Through a Mother's Eyes

By Barbara Kilch

The most unimaginable words that can ever be said to a mother are - "Your child has died."

Whether the words come from a doctor who has treated the child through a long and painful illness, from a policeman who announces that an accident has claimed another life, or from a relative who utters the terrible news, the words pierce through the heart.

Many mothers say that with the death of a child, they suffered an amputation of the heart - a part of them was gone. Many explain that the mind wants to comprehend what has happened, but there is a part of the brain and the soul that simply cannot accept this terrible fact of life, which is death.

There is a tremendous confusion and there is still that expectation that the child will walk through the front door, spend hours on the telephone, raid the refrigerator, and do all of the things that were a part of that young life. There is anger that this happened to one so young, one with such potential. It seems that all the hopes and dreams for tomorrow have suddenly been shattered and there is a great sense of depression that is entrenched in every hour - waking and sleeping. There is guilt… mothers often feel they are responsible for the child in every way and death is a bitter pronouncement that they have failed in being able to save the child. Mothers say the death is so powerful that there is loss, not just for the future, but of the present when the child should be happy and a part of family life. The memory of the past must be embraced and protected and this too can be very difficult.

Many mothers find they need to talk to others who have been down that lonely path and learn how they have coped and met this grief head on.

It isn't easy trying to talk to the rest of the world. Neighbours, friends, acquaintances, business associates, and even relatives are reluctant to mention the child's name, afraid that this could unleash a rush of tears that would be difficult to stem.

Women grieve differently from men and this can become a source of irritation some marriages. Cultural differences can make it very difficult in families if one parent has customs that differ form another. Personalities are at odds and one parent may find that talking helps, while another may feel that there must be time for silence.

While many people want to help the bereaved, sometimes the words are inappropriate. It may be that an arm around the shoulder and a quiet word will be much better received than platitudes or suggestions that one knows how a mother feels - unless one has been through the loss of a child, those words can be devastating.

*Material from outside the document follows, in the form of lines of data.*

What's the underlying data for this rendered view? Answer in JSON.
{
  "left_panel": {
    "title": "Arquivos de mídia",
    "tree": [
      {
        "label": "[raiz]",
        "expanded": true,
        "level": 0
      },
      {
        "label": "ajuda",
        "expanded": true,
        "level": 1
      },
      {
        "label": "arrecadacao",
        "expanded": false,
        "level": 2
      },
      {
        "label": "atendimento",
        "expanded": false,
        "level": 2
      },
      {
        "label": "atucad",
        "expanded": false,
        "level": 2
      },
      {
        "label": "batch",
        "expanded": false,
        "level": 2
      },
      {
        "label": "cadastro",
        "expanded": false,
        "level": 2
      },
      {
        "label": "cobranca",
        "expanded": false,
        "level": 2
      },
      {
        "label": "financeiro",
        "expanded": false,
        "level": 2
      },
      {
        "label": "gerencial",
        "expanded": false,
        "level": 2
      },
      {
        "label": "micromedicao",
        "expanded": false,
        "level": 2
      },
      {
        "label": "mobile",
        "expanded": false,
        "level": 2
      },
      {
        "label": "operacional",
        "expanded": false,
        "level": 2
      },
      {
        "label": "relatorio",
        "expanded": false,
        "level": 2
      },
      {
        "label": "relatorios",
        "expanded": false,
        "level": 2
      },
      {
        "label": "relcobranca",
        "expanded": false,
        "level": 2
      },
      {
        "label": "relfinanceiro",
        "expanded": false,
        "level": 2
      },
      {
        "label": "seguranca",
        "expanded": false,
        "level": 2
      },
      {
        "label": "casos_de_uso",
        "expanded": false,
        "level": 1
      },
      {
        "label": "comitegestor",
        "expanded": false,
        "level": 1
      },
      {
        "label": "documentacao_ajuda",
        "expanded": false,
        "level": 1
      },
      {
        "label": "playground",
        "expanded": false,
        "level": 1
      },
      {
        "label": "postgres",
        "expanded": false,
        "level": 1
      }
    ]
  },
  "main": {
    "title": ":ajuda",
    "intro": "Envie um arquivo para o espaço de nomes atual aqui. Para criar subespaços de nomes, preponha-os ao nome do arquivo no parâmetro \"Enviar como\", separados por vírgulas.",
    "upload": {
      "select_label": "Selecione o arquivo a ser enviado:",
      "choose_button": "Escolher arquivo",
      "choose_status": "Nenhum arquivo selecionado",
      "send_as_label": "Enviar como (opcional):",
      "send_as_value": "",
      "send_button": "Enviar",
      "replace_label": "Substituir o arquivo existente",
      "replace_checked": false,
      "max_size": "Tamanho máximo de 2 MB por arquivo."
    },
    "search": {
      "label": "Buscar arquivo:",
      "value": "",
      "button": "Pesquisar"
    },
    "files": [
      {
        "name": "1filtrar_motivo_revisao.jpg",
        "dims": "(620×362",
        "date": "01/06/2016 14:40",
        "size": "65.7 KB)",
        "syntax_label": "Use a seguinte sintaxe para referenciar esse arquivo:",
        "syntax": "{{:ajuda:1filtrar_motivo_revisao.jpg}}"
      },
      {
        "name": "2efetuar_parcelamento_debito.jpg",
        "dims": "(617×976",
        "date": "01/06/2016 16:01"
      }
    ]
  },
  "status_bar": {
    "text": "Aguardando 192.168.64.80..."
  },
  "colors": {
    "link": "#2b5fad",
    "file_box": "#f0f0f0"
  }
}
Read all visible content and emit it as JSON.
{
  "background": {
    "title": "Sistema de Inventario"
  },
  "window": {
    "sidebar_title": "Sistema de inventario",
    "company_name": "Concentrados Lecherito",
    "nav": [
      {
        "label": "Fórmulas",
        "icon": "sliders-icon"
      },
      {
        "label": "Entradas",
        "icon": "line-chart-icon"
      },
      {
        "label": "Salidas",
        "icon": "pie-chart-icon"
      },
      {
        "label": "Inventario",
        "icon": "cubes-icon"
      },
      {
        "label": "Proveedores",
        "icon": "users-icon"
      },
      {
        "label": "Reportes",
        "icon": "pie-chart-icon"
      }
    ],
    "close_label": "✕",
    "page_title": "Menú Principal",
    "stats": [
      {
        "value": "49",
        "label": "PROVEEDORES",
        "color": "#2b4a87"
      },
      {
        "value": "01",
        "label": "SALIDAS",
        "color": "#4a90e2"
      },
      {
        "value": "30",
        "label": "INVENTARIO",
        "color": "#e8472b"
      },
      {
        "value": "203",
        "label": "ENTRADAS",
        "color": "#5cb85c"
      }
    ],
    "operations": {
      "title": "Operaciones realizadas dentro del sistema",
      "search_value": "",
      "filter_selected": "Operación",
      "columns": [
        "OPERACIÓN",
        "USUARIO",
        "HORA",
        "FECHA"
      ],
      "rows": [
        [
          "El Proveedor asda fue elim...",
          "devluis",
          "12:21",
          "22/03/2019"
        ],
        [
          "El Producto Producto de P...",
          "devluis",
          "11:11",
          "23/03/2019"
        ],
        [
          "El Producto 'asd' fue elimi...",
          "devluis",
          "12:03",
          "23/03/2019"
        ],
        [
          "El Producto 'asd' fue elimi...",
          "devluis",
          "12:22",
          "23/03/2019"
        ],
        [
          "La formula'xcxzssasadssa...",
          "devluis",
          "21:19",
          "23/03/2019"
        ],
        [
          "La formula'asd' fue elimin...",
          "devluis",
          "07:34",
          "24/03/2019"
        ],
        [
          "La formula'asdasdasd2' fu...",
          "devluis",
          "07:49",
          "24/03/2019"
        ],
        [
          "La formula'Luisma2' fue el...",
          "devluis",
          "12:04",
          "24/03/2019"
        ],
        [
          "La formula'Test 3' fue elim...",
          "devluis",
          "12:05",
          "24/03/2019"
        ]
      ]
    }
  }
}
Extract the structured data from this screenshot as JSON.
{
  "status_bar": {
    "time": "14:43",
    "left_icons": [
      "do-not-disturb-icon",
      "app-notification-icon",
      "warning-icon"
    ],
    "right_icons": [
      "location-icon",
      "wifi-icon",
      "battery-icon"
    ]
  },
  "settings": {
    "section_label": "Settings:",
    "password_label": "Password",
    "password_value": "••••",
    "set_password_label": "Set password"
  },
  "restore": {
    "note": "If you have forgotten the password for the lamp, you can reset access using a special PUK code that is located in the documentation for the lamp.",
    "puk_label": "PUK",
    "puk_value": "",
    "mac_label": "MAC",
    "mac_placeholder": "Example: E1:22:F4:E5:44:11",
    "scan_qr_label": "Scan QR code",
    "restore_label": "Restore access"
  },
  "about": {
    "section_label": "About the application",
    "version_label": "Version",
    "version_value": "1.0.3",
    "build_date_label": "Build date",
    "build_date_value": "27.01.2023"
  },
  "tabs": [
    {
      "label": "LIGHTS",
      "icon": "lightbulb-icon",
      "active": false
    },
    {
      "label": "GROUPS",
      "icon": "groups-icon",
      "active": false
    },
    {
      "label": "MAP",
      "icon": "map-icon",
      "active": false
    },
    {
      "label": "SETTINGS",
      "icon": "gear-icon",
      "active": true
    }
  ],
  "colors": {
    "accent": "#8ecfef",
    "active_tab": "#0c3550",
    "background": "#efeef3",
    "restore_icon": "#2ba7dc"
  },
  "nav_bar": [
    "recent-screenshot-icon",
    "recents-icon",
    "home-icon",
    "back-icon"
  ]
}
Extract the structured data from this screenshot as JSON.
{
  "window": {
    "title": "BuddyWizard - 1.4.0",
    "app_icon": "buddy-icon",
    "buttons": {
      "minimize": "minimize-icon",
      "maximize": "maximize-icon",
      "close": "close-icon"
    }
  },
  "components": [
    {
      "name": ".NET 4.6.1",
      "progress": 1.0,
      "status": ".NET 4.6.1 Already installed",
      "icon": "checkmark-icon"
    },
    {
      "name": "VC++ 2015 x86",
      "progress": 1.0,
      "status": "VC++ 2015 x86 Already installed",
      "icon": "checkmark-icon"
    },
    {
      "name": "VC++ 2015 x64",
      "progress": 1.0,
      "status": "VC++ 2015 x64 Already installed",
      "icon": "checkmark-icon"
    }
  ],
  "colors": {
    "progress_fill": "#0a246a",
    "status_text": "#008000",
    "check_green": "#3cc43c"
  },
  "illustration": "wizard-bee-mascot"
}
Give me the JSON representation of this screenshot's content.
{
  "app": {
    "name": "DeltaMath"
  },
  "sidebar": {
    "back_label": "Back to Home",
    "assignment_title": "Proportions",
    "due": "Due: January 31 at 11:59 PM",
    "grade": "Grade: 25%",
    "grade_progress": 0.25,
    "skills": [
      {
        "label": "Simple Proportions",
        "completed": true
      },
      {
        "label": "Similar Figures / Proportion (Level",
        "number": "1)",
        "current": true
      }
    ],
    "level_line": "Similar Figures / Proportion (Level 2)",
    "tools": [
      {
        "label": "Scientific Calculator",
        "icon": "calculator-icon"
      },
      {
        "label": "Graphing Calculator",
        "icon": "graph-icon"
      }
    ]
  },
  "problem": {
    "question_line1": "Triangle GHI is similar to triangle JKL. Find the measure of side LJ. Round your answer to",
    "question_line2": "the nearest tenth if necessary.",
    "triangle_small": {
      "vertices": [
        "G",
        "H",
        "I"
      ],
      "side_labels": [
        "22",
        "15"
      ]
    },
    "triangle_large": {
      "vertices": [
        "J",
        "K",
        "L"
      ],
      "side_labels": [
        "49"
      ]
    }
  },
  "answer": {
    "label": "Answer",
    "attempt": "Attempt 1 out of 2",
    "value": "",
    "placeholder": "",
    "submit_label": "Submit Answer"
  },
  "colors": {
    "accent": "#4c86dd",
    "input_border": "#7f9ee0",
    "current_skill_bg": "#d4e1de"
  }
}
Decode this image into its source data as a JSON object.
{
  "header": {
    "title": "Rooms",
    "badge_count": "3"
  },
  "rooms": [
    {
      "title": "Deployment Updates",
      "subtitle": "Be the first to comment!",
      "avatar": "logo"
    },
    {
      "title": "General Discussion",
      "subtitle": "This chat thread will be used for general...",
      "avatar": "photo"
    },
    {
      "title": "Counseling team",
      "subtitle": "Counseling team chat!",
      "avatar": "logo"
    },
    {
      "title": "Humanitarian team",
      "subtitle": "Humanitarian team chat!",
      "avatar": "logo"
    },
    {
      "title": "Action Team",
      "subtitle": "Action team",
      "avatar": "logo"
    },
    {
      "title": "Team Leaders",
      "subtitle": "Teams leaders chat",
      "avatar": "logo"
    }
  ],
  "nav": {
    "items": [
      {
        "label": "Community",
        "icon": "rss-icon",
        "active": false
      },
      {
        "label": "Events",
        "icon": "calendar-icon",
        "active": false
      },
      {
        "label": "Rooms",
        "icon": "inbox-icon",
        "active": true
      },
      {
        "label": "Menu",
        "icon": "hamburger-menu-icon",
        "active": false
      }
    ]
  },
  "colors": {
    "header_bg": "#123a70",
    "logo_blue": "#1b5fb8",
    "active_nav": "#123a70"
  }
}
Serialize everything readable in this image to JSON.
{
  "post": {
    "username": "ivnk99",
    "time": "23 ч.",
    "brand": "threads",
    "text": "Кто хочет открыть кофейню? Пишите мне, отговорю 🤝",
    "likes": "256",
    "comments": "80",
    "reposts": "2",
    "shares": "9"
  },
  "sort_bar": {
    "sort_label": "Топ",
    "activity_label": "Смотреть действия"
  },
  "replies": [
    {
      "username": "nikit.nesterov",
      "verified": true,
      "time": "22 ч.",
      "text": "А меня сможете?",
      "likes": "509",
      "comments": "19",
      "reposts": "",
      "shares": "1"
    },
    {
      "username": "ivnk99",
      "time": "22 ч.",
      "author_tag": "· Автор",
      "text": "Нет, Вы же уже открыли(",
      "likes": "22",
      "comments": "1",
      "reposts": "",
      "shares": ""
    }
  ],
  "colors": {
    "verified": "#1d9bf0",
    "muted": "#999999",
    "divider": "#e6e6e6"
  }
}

Healing has its own timetable and it cannot be bent, stapled, or forced…it may come through with the help of others and certainly through Bereaved Families of Ontario-Toronto, it can happen. By meeting with other mothers who have heard those terrible words, "Your child has died", the struggle can be lessened. Eventually, with help, there can be a time when a quiet sweetness and joy will return to life.

Living with a child's death is not easy work and for a mother it is a time to remember.